Salmo Responsorial Sal 126:1bc-2ab, 2cd-3, 4-5, 6
Cántico gradual. Cuando Yahvé trajo de nuevo a los cautivos de Sión, fue para nosotros como un sueño. Se llenó nuestra boca de risas, y nuestra lengua de exultación. Entonces dijeron entre los gentiles: “Es grande lo que Yahvé ha hecho por ellos.”
Se llenó nuestra boca de risas, y nuestra lengua de exultación. Entonces dijeron entre los gentiles: “Es grande lo que Yahvé ha hecho por ellos.” Sí, Yahvé ha obrado con magnificencia en favor nuestro; por eso nos llenamos de gozo.
Oh Yahvé, cambia nuestro destino como los torrentes en el Négueb. Los que siembran con lágrimas segaran con júbilo.

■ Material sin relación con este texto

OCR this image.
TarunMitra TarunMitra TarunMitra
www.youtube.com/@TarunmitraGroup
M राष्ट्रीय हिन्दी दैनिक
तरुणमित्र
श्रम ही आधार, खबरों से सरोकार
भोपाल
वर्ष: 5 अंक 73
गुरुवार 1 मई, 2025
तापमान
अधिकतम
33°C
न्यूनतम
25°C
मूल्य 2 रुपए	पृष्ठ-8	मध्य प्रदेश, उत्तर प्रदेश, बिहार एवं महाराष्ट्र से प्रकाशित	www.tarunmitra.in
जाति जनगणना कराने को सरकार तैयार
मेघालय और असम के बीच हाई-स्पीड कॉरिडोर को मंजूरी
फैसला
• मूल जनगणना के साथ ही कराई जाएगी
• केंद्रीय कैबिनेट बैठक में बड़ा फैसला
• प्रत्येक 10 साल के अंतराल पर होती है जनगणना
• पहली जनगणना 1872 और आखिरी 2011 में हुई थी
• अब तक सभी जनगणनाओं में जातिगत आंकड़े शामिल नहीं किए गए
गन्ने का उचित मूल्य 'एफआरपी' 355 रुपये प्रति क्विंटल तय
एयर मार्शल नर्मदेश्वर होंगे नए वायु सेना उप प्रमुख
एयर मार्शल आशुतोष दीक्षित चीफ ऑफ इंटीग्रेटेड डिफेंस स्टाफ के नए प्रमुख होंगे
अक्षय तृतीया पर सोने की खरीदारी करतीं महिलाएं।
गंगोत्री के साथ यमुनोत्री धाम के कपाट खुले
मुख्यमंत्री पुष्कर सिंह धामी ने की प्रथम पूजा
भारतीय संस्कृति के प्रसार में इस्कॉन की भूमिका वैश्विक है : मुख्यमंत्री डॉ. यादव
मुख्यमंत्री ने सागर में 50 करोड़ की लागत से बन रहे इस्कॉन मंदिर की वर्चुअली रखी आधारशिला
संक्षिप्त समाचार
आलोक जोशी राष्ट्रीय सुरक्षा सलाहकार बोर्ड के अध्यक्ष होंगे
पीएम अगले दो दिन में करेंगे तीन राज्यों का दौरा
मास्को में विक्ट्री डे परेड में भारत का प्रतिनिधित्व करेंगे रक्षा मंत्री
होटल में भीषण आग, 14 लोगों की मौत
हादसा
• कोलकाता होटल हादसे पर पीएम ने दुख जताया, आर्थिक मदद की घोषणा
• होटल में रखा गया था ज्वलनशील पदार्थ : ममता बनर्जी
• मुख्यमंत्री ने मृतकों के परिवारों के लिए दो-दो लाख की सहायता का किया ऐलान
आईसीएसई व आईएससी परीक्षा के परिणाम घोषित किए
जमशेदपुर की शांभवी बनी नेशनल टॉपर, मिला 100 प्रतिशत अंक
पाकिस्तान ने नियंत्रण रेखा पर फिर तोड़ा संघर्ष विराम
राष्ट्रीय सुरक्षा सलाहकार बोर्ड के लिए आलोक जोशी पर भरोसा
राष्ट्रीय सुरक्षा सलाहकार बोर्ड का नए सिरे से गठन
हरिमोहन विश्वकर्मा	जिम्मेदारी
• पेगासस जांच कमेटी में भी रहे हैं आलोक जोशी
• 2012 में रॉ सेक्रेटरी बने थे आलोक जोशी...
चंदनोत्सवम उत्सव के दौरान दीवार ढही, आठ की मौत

Yendo, iban llorosos, llevando la semilla para la siembra; volviendo, vendrán con exultación, trayendo sus gavillas.
Evangelio Mt 20:20-28
Entonces la madre de los hijos de Zebedeo se acercó a Él con sus hijos, y prosternose como para hacerle una petición. Él le preguntó: “¿Qué deseas?” Contestole ella: “Ordena que estos dos hijos míos se sienten, el uno a tu derecha y el otro a tu izquierda, en tu reino”. Mas Jesús repuso diciendo: “No sabéis lo que pedís. ¿Podéis beber el cáliz, que Yo he de beber?” Dijéronle: “Podemos”. Él les dijo: “Mi cáliz, sí, lo beberéis; pero el sentaros a mi derecha o a mi izquierda, no es cosa mía el darlo, sino para quienes estuviere preparado por mi Padre”. Cuando los diez oyeron esto, se enfadaron contra los dos hermanos. Mas Jesús los llamó y dijo: “Los jefes de los pueblos, como sabéis, les hacen sentir su dominación, y los grandes sus poder. No será así entre vosotros, sino al contrario: entre vosotros el que quiera ser grande se hará el servidor vuestro, y el que quiera ser el primero de vosotros ha de hacerse vuestro esclavo; así como el Hijo del hombre vino, no para ser servido, sino para servir y dar su vida en rescate por muchos”.